Negotiating the anxiety of influence (threads of yoga ephemera)

An excluded section from threads of yoga.

There is a Oedipal subplot to this book that I would like to make transparent. It’s been fuelled by a subconscious drive: by definition, I won’t be able to tell the whole story. But I think I have some idea of how I’ve loved and hated Patañjali, how I’ve wanted to steal his fire, strip his book down for parts and bury him – but then, still dream of him in my bones. I’m at least partially aware of how this desire is but one shade of my general feeling within the grip of history and language.

In my introduction to this text, I described the process of “remixing” — how an intrinsic blend of ancient and postmodern influences has seemed to gel within me as the psychosomatic practices of yoga have challenged wherever I avoid integration. Patañjali inspired me, but from the first moment of hearing of him and reading his book a decade ago, I wanted to go further: to change him, to change history, to forge another path. Philosophical revisionism is an act of quiet patricide. As such, it is riven with fear and doubt.

I am reminded of how helpful the work of Harold Bloom was to my self-inquiry as a young poet, when everything I read crushed me with both admiration and the silent complaint: But your truth isn’t mine. You don’t understand me. I must make my own way. In his seminal Anxiety of Influence, a Theory of Poetry (1973), Bloom describes how contemporary poets of every age are psychically overwhelmed by the eloquence and gravitas of their precursors, and struggle towards originality using six rhetorical patterns that simultaneously mimic and overwrite the old songs. A brief outline of these gestures brings the question of what we do when we remix our sources and paths into sharp silhouette.

The younger poet commits clinamen: a deliberate correction of the original poem at key junctures, as though it had to be saved from its false direction.

I walked with him down his path of subtraction, and I needed to add the newness of my world. I forced it in between the lines, the threads.

The younger poet commits tessera, a “completion” of the original poem by interpreting its language with more richness or ambivalence than originally intended.

I turned consciousness into an evolute, and awareness into its child. I turned non-violence into protection, and purity into ecology. I took the things he was sure of, and unfolded their facades.
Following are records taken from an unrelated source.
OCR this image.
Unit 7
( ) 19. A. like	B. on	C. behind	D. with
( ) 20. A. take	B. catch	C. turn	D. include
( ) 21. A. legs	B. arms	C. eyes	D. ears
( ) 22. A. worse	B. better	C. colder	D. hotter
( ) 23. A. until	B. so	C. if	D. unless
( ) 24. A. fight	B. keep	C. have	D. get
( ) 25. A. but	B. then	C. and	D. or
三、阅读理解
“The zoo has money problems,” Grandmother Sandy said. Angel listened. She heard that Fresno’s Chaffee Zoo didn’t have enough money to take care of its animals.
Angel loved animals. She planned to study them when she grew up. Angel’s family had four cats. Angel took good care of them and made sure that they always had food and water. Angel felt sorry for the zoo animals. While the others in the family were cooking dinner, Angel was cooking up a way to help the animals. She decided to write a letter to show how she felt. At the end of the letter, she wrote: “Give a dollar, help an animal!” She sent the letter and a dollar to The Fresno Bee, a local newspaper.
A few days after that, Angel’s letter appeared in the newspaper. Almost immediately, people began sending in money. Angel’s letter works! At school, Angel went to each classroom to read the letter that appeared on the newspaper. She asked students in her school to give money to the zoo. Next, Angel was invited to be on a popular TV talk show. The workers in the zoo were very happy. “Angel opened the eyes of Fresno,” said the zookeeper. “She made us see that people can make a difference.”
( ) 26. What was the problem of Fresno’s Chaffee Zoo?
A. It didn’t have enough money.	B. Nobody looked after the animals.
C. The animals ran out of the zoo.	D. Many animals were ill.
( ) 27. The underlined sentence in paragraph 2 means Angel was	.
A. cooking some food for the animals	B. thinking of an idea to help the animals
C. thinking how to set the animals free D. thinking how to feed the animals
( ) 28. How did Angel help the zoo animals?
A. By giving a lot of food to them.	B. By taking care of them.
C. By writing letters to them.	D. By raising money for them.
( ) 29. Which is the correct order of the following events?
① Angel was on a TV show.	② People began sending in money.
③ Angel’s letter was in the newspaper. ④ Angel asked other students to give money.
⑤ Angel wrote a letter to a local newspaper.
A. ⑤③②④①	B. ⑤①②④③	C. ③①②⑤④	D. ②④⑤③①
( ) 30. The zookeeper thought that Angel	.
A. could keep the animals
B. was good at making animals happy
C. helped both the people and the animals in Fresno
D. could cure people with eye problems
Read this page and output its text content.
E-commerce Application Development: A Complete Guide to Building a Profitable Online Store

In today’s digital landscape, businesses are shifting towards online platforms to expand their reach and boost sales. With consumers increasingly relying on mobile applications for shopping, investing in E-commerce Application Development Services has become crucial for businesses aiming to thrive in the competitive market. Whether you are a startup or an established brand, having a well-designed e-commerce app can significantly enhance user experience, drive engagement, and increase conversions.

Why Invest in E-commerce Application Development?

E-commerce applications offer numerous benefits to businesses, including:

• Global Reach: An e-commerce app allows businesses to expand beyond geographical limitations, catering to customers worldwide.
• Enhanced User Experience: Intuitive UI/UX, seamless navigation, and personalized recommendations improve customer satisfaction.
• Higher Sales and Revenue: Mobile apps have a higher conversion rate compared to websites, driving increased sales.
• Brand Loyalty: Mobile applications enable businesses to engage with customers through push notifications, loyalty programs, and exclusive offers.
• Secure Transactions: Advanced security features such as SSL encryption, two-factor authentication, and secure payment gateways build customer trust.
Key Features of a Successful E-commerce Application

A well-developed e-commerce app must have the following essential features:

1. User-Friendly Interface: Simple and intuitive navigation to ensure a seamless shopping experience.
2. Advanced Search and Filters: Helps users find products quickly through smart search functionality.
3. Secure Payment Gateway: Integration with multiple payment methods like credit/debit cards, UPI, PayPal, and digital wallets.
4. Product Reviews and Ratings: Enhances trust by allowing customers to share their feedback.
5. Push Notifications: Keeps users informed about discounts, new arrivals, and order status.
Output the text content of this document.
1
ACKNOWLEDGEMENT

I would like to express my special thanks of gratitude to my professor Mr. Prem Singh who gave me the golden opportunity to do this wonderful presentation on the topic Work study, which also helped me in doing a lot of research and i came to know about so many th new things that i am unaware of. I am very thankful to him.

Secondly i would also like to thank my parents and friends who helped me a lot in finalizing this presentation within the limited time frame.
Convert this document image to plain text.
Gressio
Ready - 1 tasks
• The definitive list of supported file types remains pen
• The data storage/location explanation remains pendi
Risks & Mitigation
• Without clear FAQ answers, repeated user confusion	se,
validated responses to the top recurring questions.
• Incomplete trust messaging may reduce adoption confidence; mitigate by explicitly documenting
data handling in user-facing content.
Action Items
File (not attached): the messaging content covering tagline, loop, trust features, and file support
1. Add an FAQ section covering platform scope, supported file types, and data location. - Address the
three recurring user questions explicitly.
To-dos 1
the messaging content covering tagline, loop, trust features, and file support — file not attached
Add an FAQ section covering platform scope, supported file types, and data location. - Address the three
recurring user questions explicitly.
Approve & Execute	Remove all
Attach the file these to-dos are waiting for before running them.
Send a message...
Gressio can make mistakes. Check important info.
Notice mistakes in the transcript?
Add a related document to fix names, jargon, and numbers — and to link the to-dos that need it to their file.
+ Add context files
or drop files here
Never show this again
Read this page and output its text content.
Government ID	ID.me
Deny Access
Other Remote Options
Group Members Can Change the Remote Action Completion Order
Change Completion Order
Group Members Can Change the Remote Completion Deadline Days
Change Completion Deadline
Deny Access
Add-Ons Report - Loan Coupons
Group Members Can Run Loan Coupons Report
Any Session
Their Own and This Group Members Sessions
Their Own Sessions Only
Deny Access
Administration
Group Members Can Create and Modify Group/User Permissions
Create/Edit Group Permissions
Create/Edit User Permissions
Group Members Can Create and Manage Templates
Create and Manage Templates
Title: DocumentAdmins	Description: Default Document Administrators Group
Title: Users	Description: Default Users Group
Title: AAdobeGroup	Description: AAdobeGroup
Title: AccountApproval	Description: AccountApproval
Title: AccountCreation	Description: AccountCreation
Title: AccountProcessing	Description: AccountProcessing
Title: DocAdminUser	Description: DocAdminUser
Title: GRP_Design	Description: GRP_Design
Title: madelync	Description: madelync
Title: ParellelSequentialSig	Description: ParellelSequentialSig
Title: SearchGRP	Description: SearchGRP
The younger poet commits kenosis: a break in the precursor’s rhythm and voice that emphasizes uncertainty. He empties himself into the gap of his deconstructing.

The more forcefully he spoke, the more I challenged him. Not with my certainty, but with my not-knowing, my emptiness.

The younger poet daemonizes his precursor, finding within the old poem a power that does not belong to the precursor alone, but that should now be generally accessible.

You were a collector, a syncretist. I was fascinated by what you loved. You tapped into something, you put things together, you were inspired. I listened for the breath beneath your words.

The younger poet commits askesis: abstaining from the conventional reading of his precursor to reject the social endowment that comes with it. He removes himself from the lineage of the canon to be uncontaminated by approval and acclaim.

Forging my own path made me as obscure as you once were. Being alone in my verse let me read myself newly.

The younger poet commits apophrades: a resurrection of his precursor. Bloom writes that the younger poet, “in his own final phase, already burdened by an imaginative solitude that is almost a solipsism, holds his own poem so open again to the precursor’s work that at first we might believe the wheel has come full circle, and that we are back in the later poet’s flooded apprenticeship, before his strength began to assert itself…. But the poem is now held open to the precursor, where once it was open, and the uncanny effect is that the new poem’s achievement makes it seem to us, not as though the precursor were writing it, but as though the later poet himself had written the precursor’s characteristic work.”

I began to dream we were the same writer. Sometimes you guided my hand, sometimes I guided yours. We wrote for each other. We wrote each other.

Canadian poet and general cultural roustabout Irving Layton (1912-2006) wrote a poem to his son sometime in the early Sixties called “For Max Who Showed Me His First Good Poem”. In the last stanza he gives a somewhat grandiose aspiration, some honest fatherly advice, and then acknowledges and invites the necessary rebellion of growth.

I fathered you for holier ends

To live with greatness from day to day,

Avoiding the common joyless ruck;

Your emblem the proud scanning eagle

Alone under the pitiless sky.

Be gentle and have a loving heart.

Then kick your dear father in the balls

And go your own way to renown,

Knowing you’re one of the lucky ones.

Now I read this as though it comes from all of my mentors and influences. As I become a father myself, I understand why children must rebel. I love my child (and my child-self) so desperately I sometimes feel I could keep him folded in my arms forever. But then he would never grow.